I have found the following formula on the wiki.
It was stated that the mènage Problem can be solved by the permanent $perm(J-I-I')$. Question: How the permanent of the Matrix $J-I-I'$ arises within the mènage Problem; how this combinatorical Expression can be derived?
Also, $perm(J-I)$ solves the Derangement Problem, but why? (I have no clue to prove this)

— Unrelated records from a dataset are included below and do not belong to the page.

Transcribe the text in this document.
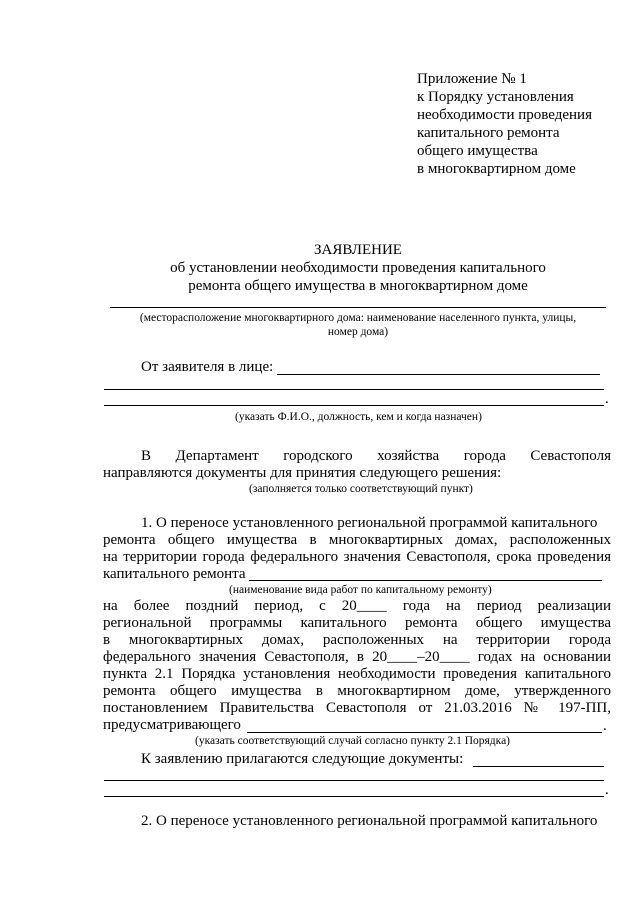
Приложение № 1
к Порядку установления
необходимости проведения
капитального ремонта
общего имущества
в многоквартирном доме
ЗАЯВЛЕНИЕ
об установлении необходимости проведения капитального
ремонта общего имущества в многоквартирном доме
(месторасположение многоквартирного дома: наименование населенного пункта, улицы,
номер дома)
От заявителя в лице:
.
(указать Ф.И.О., должность, кем и когда назначен)
В Департамент городского хозяйства города Севастополя
направляются документы для принятия следующего решения:
(заполняется только соответствующий пункт)
1. О переносе установленного региональной программой капитального
ремонта общего имущества в многоквартирных домах, расположенных
на территории города федерального значения Севастополя, срока проведения
капитального ремонта
(наименование вида работ по капитальному ремонту)
на более поздний период, с 20____ года на период реализации
региональной программы капитального ремонта общего имущества
в многоквартирных домах, расположенных на территории города
федерального значения Севастополя, в 20____–20____ годах на основании
пункта 2.1 Порядка установления необходимости проведения капитального
ремонта общего имущества в многоквартирном доме, утвержденного
постановлением Правительства Севастополя от 21.03.2016 № 197-ПП,
предусматривающего	.
(указать соответствующий случай согласно пункту 2.1 Порядка)
К заявлению прилагаются следующие документы:
.
2. О переносе установленного региональной программой капитального
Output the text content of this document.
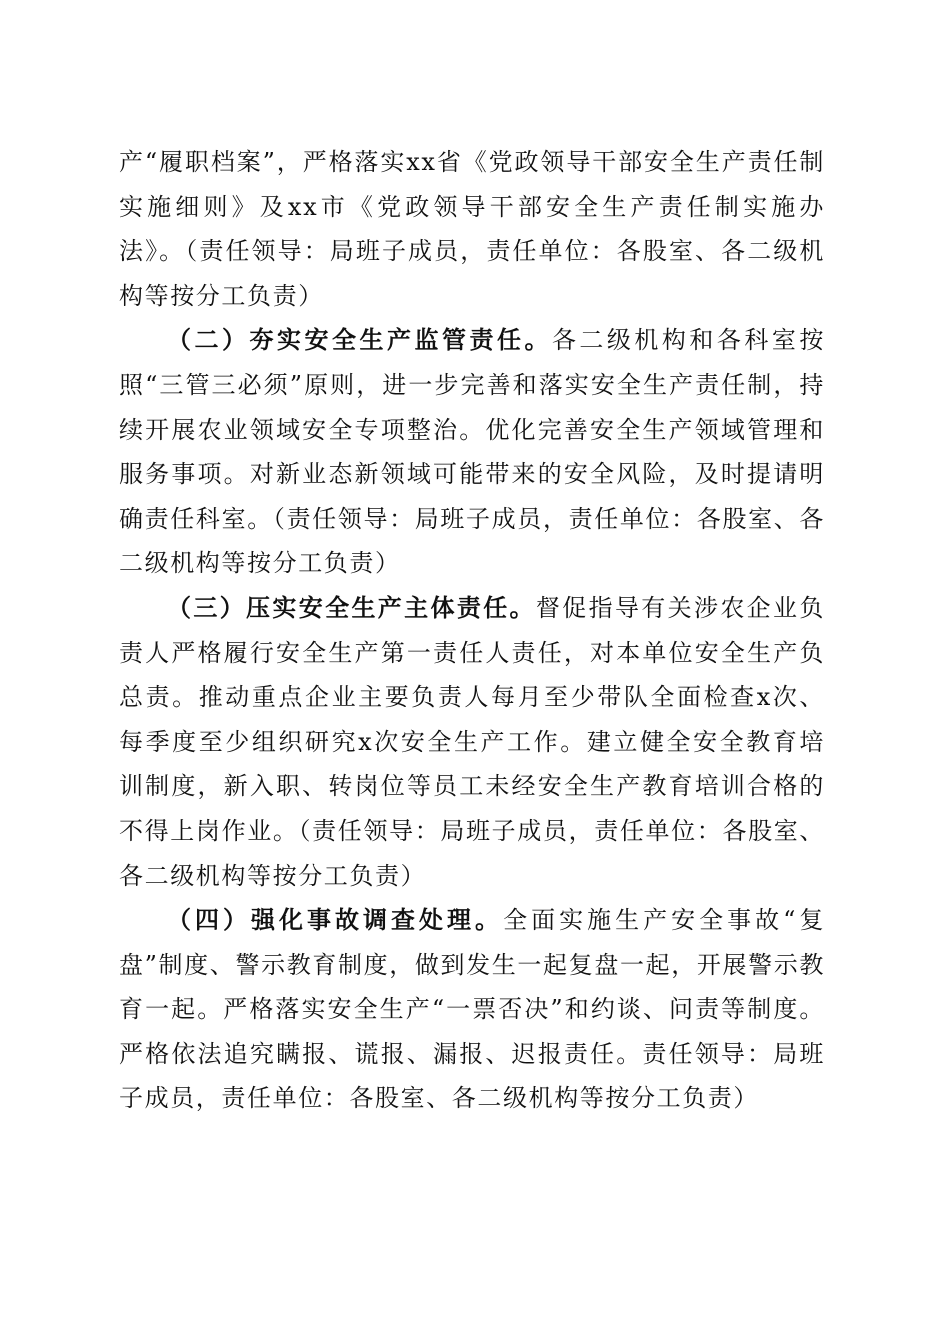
产“履职档案”，严格落实xx省《党政领导干部安全生产责任制实施细则》及xx市《党政领导干部安全生产责任制实施办法》。（责任领导：局班子成员，责任单位：各股室、各二级机构等按分工负责）

（二）夯实安全生产监管责任。各二级机构和各科室按照“三管三必须”原则，进一步完善和落实安全生产责任制，持续开展农业领域安全专项整治。优化完善安全生产领域管理和服务事项。对新业态新领域可能带来的安全风险，及时提请明确责任科室。（责任领导：局班子成员，责任单位：各股室、各二级机构等按分工负责）

（三）压实安全生产主体责任。督促指导有关涉农企业负责人严格履行安全生产第一责任人责任，对本单位安全生产负总责。推动重点企业主要负责人每月至少带队全面检查x次、每季度至少组织研究x次安全生产工作。建立健全安全教育培训制度，新入职、转岗位等员工未经安全生产教育培训合格的不得上岗作业。（责任领导：局班子成员，责任单位：各股室、各二级机构等按分工负责）

（四）强化事故调查处理。全面实施生产安全事故“复盘”制度、警示教育制度，做到发生一起复盘一起，开展警示教育一起。严格落实安全生产“一票否决”和约谈、问责等制度。严格依法追究瞒报、谎报、漏报、迟报责任。责任领导：局班子成员，责任单位：各股室、各二级机构等按分工负责）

Every hints will be greatly appreciated.
Regarding the derangement problem:
Let's consider permutations of $\{1,\ldots,n\}.$ Then, $J-I$ is the $n$-by-$n$ matrix with $0$ on the diagonal and $1$ elsewhere, i.e. $$ J-I = (a_{ij})\qquad with\ a_{ij} = 0\ for\ i=j\ and\ a_{ij} = 1\ for\ i\neq j. $$ By definition of the permanent, we have $$ perm(J-I) = \sum_{\sigma\in S_n}\prod_{j=1}^n a_{j,\sigma(j)}. $$ Looking at the above description of $J-I,$ we see that, for a fixed $\tau\in S_n,$ $$ \prod_{j=1}^n a_{j,\tau(j)} = 1\ if\ \tau\ doesn't\ have\ fixed\ points\qquad and\qquad \prod_{j=1}^n a_{j,\tau(j)} = 0\ if\ \tau\ has\ fixed\ points. $$ Plugging this observation into the above expression for $perm(J-I),$ we find $$ perm(J-I) = \sum_{\sigma\in S_n,\ \sigma\ doesn't\ have\ fixed\ points} 1, $$ which is the number of derangements of $\{1,\ldots, n\},$ as desired.